YEEEEEHAAAAAW
I owned this game as a kid. It was a stupid little board game. You had several cars to choose, the General Lee, Roscoe's police car, Cooter's tow truck, etc etc: not unlike Monopoly. The twist in this game involved choosing a particular road. You could choose the highway, and risk running into cops but have a shorter distance to travel. Or you could take the dirt roads, which involved minimal risks but was a much longer path. Once you're path was chosen, simply roll the dice and start moving around the board.
Well, I've come to a similar scenario in my life. So far, I have been traveling down an easy path. I sell irrigation pumps in the plains of Texas and beyond. I started out in pump sales in Houston, got laid off, got a better job which involved less commuting, doing the same work. Then I moved north to Lubbock, and now manage a region. In my interview for my first job, I could have been asked, "Where do you see yourself in 10 years." I would have answered, selling in West Texas.
Well, here I am. I met my goal. But lately I've been getting this sinking feeling. Not in my gut, but for my career. Where do I go from here? I don't want to move from the area. I don't want to manage the facility I work at. And frankly, I don't want to sell pumps to farmers forever. I guess I am feeling stuck. No goals, no incentives.
Let me give a bit more of background. Since I have been with this company in outside sales, I have busted my quoted three years, and received "Service Sales of the Year" award. I made a few bucks two years ago. But then the company took away our company vehicles and gave us a halfhearted allowance to go get our own. Then they took away much of our commission in some reorganization. Basically, I'm not getting paid near as much now for doing the same amount of work.
It's getting harder and harder to get up for this job. Am I whining enough yet?
Well, a few weeks ago I got distracted by another career possibility: policeman. Upon a little investigation, I find that in the same amount of time as I have spent in the pump business, I could have been making the same amount of money on the police force. Well, everything about being a policeman appeals to my innermost being. I don't want to put myself in danger, but the I guess the means might justify the end. I've always considered a life as a soldier or policeman. I just simply chose engineering because it was respected, and I am decent in math. It was sorta the thing to do.
So I bring this up to my wife. That may have not been the best idea. Have you read my last post? Basically when it comes to interests and hobbies, I have ADD. Well, my wife certainly has picked up on my habits. She totally blows me off, and says no. As if I was asking her permission?! I wasn't asking or telling. I simply wanted to talk about what I was feeling. So now I'm clammed up around her, I feel unhappy in my job, and considering a new one: a dangerous, long hours, initially low paying one at that.

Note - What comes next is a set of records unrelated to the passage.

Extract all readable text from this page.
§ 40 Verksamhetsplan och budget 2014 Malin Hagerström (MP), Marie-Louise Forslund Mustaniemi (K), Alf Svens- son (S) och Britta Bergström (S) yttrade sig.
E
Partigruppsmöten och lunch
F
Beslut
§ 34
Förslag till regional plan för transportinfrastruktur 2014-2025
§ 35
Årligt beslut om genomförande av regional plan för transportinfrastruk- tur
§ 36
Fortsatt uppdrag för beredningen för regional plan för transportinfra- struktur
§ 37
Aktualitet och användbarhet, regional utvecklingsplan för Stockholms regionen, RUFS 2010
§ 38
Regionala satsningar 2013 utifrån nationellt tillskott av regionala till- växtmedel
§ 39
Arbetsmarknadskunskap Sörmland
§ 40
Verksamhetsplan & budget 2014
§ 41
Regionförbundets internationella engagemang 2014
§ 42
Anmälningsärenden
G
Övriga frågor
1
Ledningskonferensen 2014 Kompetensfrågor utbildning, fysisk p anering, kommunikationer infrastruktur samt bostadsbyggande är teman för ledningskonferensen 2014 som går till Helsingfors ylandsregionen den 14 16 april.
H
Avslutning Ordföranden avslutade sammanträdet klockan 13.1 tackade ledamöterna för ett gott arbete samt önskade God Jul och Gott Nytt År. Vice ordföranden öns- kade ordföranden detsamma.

Good grief, as Charlie Brown would say. Man, so here I am, praying to God to take this desire from me. It's eating me alive. Worse, my wife's brother is a policeman just two hours away. He unwittingly gets me all worked up too. So what's next? Suck it up? Change careers, take a lower pay for a while, along with longer hours, a dangerous environment? I don't know. Luckily, the next hiring period isn't until the fall, so I can't make any rash decisions.
It's just difficult to sort all these emotions and thoughts out in my head. Writing them down here helps me sort 'em a bit.